Réunie à Abuja le 22 mars 2026, la Tony Elumelu Foundation a dévoilé les 3200 lauréats de sa 12e cohorte. Un nouveau contingent d’entrepreneurs qui illustre l’ampleur croissante d’un programme devenu un pilier du développement économique sur le continent
Avec cette nouvelle promotion issue des 54 pays africains, la fondation poursuit le déploiement d’un dispositif ambitieux offrant formation, mentorat et financement pouvant atteindre 5000 dollars. Depuis son lancement en 2010, l’initiative a déjà accompagné plus de 24 000 entrepreneurs, injectant plus de 100 millions de dollars US dans les écosystèmes locaux.
Porté par Tony Elumelu, le programme revendique un impact significatif : plus de 4,2 milliards de dollars de revenus générés et environ 1,5 million d’emplois créés.
Une forte présence féminine
La cohorte 2026 se distingue par une représentation majoritaire des femmes, qui constituent 51 % des bénéficiaires. Une performance que Tony Elumelu attribue à la qualité des projets portés par les entrepreneures africaines, tant sur le plan de l’innovation que de la solidité des modèles économiques.
L’économie réelle en première ligne
L’analyse des projets retenus confirme la prédominance des secteurs liés à l’économie réelle. Agriculture, agro-industrie, transformation alimentaire, textile et services de proximité dominent largement, reflet des besoins structurels du continent.
Les secteurs technologiques, notamment les services numériques et la fintech, complètent cet écosystème en pleine structuration, sans encore supplanter les activités de base.
Des dynamiques nationales contrastées
Si l’ensemble du continent est représenté, certains pays comme le Nigeria se distinguent par le volume de lauréats. D’autres marchés, à l’image du Bénin, du Ghana ou du Cameroun, affichent également une présence notable.

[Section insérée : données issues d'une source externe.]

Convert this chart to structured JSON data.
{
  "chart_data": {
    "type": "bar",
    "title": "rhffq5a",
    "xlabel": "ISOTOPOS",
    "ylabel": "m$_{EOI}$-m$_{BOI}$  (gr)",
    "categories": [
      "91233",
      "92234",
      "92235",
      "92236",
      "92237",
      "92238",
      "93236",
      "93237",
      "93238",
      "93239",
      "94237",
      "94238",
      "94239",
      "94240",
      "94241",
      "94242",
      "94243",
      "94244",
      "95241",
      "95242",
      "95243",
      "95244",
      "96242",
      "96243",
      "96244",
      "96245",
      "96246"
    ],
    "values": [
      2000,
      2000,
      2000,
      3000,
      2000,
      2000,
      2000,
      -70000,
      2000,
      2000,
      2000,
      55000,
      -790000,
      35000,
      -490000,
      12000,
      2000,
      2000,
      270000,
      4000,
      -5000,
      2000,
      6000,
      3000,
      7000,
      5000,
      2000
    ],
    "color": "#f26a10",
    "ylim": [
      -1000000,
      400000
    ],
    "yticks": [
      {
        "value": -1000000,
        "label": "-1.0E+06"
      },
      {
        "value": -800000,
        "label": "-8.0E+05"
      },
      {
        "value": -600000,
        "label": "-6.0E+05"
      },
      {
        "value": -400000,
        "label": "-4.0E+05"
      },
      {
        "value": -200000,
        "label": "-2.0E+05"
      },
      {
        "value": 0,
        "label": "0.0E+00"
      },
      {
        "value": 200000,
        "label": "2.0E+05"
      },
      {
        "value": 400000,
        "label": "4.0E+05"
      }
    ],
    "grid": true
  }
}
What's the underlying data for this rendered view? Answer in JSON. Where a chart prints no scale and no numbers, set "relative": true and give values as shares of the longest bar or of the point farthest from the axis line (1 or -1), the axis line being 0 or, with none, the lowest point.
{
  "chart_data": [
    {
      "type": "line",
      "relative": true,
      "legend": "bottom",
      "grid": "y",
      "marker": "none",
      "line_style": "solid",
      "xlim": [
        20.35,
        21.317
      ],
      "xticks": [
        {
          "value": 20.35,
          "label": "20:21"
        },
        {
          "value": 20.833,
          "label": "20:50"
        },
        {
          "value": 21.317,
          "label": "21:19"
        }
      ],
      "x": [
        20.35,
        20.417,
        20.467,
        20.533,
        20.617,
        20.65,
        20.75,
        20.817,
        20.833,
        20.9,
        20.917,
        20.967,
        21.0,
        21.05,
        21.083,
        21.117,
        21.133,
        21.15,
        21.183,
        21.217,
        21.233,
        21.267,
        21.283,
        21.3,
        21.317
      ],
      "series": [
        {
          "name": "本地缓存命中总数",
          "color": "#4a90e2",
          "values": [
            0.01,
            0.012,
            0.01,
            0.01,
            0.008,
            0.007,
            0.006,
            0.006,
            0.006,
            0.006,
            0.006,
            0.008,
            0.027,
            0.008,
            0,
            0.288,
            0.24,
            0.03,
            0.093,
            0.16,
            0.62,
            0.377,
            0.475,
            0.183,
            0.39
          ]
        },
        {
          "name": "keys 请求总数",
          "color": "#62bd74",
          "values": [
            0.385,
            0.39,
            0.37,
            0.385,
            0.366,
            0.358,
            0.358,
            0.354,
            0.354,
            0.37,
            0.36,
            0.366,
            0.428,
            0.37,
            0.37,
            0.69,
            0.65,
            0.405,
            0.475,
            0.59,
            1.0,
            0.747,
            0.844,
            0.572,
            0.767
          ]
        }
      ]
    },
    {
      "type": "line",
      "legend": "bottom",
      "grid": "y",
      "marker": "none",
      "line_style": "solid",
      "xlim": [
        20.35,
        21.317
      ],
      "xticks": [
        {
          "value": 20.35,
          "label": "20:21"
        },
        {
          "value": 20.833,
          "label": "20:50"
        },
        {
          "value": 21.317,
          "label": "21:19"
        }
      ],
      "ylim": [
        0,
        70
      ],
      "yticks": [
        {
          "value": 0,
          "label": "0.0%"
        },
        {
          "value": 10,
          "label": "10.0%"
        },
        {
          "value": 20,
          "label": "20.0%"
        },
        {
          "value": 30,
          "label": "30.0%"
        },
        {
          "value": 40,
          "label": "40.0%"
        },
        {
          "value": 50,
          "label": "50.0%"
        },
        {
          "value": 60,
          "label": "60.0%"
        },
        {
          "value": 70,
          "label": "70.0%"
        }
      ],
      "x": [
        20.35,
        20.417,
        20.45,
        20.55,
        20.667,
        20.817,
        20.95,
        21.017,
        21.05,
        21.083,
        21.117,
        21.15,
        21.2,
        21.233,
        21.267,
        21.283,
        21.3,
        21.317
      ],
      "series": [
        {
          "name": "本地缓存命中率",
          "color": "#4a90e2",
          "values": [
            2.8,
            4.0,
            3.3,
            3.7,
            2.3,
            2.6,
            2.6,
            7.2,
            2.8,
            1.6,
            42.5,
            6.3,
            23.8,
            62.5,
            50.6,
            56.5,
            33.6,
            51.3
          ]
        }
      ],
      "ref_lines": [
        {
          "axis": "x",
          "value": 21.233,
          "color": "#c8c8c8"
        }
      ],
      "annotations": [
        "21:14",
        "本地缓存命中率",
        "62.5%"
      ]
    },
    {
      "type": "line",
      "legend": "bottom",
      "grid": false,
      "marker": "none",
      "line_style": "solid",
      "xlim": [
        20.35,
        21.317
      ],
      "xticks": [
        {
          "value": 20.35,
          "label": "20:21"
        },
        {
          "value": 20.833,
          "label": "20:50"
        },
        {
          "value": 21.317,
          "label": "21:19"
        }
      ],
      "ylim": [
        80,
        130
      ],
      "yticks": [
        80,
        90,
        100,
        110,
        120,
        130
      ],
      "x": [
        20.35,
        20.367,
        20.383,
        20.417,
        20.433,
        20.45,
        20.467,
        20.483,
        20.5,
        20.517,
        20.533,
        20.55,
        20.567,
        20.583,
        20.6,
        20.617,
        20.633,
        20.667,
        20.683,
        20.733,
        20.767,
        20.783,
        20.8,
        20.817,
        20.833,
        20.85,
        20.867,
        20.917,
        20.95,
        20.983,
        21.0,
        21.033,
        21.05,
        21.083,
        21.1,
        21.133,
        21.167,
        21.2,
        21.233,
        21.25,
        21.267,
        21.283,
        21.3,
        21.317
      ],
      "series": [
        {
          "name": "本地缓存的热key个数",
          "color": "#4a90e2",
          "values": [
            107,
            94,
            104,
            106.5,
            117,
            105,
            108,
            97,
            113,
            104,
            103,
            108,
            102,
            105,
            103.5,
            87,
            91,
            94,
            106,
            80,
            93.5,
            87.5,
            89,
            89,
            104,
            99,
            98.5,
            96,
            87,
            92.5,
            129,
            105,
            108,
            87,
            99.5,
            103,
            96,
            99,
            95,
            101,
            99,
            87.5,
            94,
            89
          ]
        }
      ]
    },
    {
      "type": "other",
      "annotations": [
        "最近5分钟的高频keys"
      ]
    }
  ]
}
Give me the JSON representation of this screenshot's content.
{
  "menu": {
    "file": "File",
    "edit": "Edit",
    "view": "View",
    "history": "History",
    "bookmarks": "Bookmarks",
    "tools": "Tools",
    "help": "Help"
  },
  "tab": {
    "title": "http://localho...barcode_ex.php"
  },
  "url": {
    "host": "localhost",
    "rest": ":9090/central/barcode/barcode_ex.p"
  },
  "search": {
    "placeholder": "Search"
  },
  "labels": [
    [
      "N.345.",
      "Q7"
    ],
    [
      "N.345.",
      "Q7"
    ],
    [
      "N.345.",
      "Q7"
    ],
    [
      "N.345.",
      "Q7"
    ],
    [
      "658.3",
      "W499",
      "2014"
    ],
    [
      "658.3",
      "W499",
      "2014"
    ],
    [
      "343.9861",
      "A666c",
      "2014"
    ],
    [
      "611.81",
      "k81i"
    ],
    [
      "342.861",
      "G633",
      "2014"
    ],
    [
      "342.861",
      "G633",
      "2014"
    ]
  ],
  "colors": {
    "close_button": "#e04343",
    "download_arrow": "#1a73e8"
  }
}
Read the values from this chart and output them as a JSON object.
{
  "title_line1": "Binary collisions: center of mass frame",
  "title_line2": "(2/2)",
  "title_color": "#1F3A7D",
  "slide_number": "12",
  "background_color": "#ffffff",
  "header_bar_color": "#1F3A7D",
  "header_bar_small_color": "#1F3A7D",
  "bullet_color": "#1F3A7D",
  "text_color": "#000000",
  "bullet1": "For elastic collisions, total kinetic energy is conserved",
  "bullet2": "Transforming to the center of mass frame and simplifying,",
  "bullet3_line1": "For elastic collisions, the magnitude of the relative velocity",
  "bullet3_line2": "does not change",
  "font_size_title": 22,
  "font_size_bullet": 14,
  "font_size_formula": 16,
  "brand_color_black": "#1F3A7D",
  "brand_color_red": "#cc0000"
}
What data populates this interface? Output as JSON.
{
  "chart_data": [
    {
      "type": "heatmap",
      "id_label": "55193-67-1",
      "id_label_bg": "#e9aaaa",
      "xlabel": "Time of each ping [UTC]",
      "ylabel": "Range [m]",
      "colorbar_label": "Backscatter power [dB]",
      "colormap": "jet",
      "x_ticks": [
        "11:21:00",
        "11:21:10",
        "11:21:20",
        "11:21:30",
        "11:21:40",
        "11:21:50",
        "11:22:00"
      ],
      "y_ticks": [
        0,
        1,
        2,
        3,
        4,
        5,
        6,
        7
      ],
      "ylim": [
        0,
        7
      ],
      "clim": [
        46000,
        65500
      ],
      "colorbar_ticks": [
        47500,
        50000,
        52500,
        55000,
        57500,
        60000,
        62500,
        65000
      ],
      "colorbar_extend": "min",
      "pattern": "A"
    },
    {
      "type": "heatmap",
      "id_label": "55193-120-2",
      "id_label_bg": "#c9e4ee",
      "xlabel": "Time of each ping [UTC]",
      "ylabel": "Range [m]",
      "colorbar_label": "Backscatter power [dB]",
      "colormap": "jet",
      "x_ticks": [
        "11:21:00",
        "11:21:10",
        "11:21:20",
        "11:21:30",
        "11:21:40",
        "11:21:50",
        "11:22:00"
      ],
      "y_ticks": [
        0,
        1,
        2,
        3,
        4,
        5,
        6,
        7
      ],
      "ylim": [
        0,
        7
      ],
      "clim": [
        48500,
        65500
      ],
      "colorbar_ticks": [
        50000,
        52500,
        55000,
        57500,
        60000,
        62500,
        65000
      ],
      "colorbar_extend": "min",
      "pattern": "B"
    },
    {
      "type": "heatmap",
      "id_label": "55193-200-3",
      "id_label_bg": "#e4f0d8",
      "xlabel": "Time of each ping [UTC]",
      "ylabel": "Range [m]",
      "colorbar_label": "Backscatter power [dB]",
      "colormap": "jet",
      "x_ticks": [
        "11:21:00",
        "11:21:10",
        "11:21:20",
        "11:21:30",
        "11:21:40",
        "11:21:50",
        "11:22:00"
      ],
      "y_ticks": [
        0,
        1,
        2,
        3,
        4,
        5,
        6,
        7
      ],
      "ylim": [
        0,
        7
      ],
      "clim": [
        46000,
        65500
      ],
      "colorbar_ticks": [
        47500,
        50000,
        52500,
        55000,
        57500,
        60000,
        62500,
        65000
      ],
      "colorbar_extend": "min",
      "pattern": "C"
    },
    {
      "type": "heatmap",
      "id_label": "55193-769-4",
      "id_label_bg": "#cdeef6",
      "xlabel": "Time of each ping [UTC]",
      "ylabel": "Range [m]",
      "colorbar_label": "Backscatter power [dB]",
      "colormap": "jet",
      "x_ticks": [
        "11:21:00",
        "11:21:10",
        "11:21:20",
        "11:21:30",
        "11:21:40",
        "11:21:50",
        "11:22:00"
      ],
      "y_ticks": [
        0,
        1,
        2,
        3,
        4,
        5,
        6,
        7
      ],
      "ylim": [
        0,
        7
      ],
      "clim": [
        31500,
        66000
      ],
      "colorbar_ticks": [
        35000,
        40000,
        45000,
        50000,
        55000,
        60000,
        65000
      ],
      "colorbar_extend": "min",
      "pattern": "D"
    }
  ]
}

Cette répartition met en lumière les écarts de maturité entre écosystèmes nationaux, tout en confirmant l’ambition panafricaine du programme.
L’“Africapitalisme” comme moteur
Au-delà du financement, la fondation défend une vision stratégique : l’«Africapitalisme.» Ce modèle mise sur le rôle central du secteur privé dans la transformation économique et sociale du continent, en privilégiant l’investissement productif et la création de valeur locale.
Pour Tony Elumelu, l’enjeu est clair : faire émerger une nouvelle génération d’entrepreneurs capables de porter une croissance inclusive et durable.
Avec cette 12e cohorte, la Tony Elumelu Foundation confirme ainsi son rôle de catalyseur majeur de l’entrepreneuriat africain, à un moment où les jeunes entreprises s’imposent comme un levier clé de développement sur le continent.